The change in approach from the panel of the 7th Circuit Court of Appeals came just hours after Wisconsin Republicans made a request directly with the state Supreme Court to get involved in the case.
Republicans hope to get the case in front of the state’s conservative-led high court after facing setbacks from the panel of three federal judges, all of whom were nominated by Republican presidents.
If the state’s high court gets involved, it will have to act quickly because of the fast-approaching Nov. 3 election.
The stakes are high because Wisconsin is a battleground. President Donald Trump narrowly won Wisconsin in 2016 but has trailed Democrat Joe Biden in recent polls in the state.
U.S. District Judge William Conley two weeks ago ruled municipal clerks can count absentee ballots they receive after Election Day as long as they are postmarked by then. Ordinarily, absentee ballots in Wisconsin can be counted only if they are in clerks’ hands by the time polls close.

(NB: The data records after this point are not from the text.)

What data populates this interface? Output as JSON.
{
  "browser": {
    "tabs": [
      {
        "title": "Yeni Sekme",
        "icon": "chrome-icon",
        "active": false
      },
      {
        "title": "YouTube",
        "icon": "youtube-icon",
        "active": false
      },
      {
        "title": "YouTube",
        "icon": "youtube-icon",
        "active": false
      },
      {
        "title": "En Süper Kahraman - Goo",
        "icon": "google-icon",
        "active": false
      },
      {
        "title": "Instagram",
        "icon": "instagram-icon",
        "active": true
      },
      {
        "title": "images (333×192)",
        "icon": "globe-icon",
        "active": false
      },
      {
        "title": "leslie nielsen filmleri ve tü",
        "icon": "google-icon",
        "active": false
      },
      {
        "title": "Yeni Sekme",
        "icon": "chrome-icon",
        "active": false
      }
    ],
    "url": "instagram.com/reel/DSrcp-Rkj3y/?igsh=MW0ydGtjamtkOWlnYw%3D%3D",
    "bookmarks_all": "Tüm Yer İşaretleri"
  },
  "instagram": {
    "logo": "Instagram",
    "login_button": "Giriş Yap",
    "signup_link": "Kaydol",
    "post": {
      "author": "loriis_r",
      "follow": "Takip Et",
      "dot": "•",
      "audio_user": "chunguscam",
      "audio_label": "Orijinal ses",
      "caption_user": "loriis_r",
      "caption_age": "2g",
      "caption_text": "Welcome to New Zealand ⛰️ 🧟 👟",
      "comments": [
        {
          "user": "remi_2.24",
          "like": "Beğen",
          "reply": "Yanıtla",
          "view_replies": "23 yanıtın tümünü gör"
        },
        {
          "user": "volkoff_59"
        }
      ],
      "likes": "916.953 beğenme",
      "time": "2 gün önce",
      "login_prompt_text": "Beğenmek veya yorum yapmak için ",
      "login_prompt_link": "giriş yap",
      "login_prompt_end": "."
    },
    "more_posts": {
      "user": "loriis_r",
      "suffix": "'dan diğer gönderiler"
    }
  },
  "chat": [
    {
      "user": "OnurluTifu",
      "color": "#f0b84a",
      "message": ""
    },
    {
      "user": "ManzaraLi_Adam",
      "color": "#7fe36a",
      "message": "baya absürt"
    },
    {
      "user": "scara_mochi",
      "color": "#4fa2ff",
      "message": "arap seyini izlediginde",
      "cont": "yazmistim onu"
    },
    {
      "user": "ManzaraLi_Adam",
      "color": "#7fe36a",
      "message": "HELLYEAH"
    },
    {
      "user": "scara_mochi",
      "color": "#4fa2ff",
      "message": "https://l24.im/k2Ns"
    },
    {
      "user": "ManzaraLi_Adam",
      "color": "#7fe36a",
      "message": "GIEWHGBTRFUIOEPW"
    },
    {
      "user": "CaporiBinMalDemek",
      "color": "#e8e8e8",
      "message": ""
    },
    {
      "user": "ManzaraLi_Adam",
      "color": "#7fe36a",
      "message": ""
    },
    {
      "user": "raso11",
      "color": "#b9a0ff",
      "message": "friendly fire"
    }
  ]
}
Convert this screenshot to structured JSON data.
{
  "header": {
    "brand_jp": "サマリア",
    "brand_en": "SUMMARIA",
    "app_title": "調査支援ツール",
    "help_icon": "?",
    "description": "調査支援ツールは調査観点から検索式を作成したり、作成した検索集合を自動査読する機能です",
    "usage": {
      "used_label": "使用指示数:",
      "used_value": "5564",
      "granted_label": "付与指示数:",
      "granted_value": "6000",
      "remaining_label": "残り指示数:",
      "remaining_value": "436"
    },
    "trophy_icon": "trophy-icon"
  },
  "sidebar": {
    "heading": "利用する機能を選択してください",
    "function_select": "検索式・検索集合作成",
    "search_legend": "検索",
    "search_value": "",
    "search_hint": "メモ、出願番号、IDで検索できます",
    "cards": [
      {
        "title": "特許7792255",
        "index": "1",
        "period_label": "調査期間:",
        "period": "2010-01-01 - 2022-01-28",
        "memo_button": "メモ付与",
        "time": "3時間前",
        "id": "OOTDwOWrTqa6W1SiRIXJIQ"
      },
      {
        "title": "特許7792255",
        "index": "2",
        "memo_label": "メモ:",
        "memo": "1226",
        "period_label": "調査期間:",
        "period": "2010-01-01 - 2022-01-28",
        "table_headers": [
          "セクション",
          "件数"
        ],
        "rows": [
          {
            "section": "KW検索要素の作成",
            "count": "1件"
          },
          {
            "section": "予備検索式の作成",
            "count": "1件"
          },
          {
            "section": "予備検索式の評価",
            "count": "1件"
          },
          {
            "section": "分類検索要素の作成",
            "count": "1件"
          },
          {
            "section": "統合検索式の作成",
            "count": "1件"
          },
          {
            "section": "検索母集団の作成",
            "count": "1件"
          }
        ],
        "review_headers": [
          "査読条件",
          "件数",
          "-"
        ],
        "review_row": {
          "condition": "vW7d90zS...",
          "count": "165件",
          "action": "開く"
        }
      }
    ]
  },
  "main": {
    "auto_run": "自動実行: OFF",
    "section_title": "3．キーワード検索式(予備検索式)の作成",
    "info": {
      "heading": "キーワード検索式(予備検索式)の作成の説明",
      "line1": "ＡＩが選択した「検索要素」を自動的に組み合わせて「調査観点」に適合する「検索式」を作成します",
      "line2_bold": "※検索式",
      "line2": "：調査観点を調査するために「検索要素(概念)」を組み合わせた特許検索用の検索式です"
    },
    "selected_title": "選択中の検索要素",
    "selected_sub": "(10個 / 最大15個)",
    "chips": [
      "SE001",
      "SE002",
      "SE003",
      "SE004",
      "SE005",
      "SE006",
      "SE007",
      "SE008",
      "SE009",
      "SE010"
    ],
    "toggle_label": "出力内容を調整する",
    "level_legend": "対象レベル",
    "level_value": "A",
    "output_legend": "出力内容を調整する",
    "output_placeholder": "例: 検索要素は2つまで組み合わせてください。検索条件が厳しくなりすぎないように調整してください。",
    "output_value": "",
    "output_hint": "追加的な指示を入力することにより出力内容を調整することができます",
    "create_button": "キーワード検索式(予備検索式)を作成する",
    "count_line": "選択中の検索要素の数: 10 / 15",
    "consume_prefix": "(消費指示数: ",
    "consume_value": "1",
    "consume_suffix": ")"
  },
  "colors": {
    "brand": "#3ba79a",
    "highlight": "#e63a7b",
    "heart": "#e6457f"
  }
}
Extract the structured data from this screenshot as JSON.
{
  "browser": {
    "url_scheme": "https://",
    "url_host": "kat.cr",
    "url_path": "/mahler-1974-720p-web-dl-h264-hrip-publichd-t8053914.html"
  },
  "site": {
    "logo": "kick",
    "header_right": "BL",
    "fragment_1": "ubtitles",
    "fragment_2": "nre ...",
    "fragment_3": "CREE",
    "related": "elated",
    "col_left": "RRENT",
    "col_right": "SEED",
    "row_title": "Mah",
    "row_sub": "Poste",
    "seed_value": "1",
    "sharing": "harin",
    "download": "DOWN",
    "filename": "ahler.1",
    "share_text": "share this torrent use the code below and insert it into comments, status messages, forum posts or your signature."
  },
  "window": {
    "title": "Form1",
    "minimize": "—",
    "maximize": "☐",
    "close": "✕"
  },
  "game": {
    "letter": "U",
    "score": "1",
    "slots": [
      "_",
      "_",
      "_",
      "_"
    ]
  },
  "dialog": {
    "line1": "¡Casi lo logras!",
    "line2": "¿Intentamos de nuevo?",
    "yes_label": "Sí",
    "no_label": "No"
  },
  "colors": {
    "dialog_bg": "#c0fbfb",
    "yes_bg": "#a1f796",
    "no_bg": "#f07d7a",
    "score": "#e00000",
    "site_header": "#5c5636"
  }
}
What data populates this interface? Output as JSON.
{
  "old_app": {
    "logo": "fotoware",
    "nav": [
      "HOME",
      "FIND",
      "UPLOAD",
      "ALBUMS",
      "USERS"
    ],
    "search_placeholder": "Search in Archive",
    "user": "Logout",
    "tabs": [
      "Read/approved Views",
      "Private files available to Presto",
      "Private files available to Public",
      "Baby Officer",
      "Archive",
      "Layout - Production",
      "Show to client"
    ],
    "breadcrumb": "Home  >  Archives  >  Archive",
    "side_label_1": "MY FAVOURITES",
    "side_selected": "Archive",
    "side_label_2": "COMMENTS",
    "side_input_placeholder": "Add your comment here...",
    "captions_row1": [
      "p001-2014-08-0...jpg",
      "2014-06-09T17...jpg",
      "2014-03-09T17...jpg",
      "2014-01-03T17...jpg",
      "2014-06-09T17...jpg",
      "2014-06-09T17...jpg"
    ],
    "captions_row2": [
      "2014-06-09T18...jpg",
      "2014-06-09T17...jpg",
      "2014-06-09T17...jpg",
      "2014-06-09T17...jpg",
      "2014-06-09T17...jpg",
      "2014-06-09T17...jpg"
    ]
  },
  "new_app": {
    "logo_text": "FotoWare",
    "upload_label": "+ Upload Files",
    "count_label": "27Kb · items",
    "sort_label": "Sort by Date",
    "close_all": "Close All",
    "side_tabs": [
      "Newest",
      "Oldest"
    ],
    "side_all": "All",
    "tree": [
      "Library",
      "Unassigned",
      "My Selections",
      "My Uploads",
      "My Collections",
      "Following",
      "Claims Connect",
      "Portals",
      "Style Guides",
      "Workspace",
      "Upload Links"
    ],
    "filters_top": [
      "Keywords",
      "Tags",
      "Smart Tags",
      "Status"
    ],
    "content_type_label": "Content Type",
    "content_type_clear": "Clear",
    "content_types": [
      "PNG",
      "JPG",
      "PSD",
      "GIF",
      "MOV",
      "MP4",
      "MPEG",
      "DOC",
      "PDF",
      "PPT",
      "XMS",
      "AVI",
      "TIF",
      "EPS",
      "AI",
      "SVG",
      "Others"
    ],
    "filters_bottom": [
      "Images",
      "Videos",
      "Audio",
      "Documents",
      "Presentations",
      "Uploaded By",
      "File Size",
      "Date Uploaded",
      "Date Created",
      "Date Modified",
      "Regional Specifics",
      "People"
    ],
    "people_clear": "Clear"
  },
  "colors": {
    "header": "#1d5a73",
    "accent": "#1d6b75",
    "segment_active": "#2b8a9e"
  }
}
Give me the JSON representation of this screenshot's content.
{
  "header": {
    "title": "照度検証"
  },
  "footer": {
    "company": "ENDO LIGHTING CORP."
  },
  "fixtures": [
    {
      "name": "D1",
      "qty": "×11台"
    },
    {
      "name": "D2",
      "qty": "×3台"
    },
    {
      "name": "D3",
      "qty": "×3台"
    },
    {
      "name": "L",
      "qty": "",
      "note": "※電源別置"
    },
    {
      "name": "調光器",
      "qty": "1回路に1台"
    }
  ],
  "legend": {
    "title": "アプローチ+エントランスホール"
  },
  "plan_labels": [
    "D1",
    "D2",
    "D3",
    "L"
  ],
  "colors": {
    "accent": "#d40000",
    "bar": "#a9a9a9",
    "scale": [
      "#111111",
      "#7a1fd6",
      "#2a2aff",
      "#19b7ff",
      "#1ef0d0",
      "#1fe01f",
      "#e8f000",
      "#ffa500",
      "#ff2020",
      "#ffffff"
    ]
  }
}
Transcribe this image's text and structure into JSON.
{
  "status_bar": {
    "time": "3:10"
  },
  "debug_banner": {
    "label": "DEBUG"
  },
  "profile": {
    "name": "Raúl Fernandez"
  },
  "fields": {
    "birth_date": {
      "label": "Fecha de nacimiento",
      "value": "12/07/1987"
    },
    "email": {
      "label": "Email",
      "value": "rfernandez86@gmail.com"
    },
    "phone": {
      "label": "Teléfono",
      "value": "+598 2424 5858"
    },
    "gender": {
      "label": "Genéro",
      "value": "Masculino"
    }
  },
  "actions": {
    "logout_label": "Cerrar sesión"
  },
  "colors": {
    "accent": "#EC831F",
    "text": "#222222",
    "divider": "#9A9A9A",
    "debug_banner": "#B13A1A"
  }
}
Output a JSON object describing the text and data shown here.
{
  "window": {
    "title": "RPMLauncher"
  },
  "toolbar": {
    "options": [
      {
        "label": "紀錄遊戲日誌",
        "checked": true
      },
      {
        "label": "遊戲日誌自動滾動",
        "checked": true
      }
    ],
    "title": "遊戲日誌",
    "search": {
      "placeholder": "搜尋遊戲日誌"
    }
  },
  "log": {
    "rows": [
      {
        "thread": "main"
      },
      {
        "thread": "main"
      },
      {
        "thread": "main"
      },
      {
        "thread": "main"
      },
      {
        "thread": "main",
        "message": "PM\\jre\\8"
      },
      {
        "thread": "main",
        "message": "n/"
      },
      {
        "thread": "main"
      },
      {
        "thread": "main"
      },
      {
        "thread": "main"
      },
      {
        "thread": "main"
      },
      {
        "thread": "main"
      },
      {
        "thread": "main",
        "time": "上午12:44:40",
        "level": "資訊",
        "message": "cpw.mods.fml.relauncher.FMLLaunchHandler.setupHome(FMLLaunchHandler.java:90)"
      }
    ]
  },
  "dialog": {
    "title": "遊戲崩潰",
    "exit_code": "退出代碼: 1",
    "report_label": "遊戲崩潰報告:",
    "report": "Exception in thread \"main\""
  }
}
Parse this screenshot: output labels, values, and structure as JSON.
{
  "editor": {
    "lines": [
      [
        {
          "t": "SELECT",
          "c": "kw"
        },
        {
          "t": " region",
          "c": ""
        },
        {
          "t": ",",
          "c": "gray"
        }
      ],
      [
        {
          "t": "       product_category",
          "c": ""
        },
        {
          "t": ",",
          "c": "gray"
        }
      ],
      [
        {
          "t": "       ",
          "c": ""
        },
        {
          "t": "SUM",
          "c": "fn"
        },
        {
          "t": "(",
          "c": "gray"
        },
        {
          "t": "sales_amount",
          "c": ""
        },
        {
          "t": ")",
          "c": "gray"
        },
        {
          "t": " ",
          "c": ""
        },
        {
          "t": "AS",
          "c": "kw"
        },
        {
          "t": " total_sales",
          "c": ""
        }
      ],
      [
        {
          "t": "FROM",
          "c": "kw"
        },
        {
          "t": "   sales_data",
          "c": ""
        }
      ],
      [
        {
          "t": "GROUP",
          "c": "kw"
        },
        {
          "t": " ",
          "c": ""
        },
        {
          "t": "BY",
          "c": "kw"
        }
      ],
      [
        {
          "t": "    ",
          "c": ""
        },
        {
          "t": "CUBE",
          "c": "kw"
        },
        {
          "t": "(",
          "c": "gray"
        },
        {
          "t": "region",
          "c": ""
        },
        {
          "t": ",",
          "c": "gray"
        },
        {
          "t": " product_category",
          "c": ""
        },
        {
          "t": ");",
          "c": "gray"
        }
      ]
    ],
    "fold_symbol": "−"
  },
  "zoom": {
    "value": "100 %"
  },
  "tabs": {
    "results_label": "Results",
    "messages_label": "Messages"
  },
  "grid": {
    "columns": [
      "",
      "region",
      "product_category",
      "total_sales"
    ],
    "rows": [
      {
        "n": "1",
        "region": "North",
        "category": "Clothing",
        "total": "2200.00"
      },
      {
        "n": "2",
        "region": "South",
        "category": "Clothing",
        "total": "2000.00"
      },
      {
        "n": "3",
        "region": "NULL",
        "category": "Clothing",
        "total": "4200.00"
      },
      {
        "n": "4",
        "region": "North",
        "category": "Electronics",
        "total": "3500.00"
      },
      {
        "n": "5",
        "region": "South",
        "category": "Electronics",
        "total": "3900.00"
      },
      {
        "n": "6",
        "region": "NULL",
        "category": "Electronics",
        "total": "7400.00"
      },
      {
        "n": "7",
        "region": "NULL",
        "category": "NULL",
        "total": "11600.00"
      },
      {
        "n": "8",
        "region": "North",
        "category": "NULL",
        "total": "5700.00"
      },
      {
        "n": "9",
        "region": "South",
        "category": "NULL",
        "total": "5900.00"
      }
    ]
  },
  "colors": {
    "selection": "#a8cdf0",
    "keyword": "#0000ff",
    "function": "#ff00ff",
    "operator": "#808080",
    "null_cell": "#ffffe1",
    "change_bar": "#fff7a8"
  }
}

Conley made several other changes to Wisconsin’s election laws because of the coronavirus pandemic, including allowing poll workers to serve in any county. His ruling was in response to four lawsuits brought by Democrats, their allies and nonpartisan groups.
Republicans appealed, but the panel from the 7th Circuit Court of Appeals unanimously concluded they didn’t have the authority to challenge Conley’s ruling.
The panel determined Republicans couldn’t pursue their appeal because of a July ruling by the state Supreme Court.
Republicans asked the appeals panel to send the case to the state Supreme Court so it could weigh in directly on what its July ruling meant. The panel declined to do that Wednesday.
On Friday, the Republicans asked the state’s high court itself to issue an explanation of its July ruling. Hours later, the federal appeals panel reversed itself and made the same request of the state court.
If the state Supreme Court gives Republicans a favorable ruling, they can use it before the federal appeals judges. After the setbacks from the panel of three judges, the Republicans have tried to get the case before the full 11-member federal court.
Republicans have maintained they have the ability to pursue their appeal and have said the federal judges misunderstand the state Supreme Court’s July ruling, which was issued in response to a challenge to lame-duck laws that limited the power of Democratic Gov. Tony Evers.
The appeals panel’s views on the July decision “will impose grievous harm upon our polity,” GOP attorney Misha Tseytlin wrote in Friday’s filing to the state Supreme Court.
“This Court can and should immediately avert that train wreck by simply saying what Wisconsin law plainly means: the Legislature has standing to speak on behalf of the State’s sovereign interest in the validity of state law and to litigate in defense of state law…,” he wrote.
In Friday’s filing, Tseytlin wrote that GOP lawmakers would take the case to the U.S. Supreme Court if necessary.
That’s a costly proposition for taxpayers. Tseytlin is being paid $500 an hour. Two other law firms hired by Republicans are being paid by taxpayers, including one, Husch Blackwell, that includes lawyers who make as much as $820 an hour.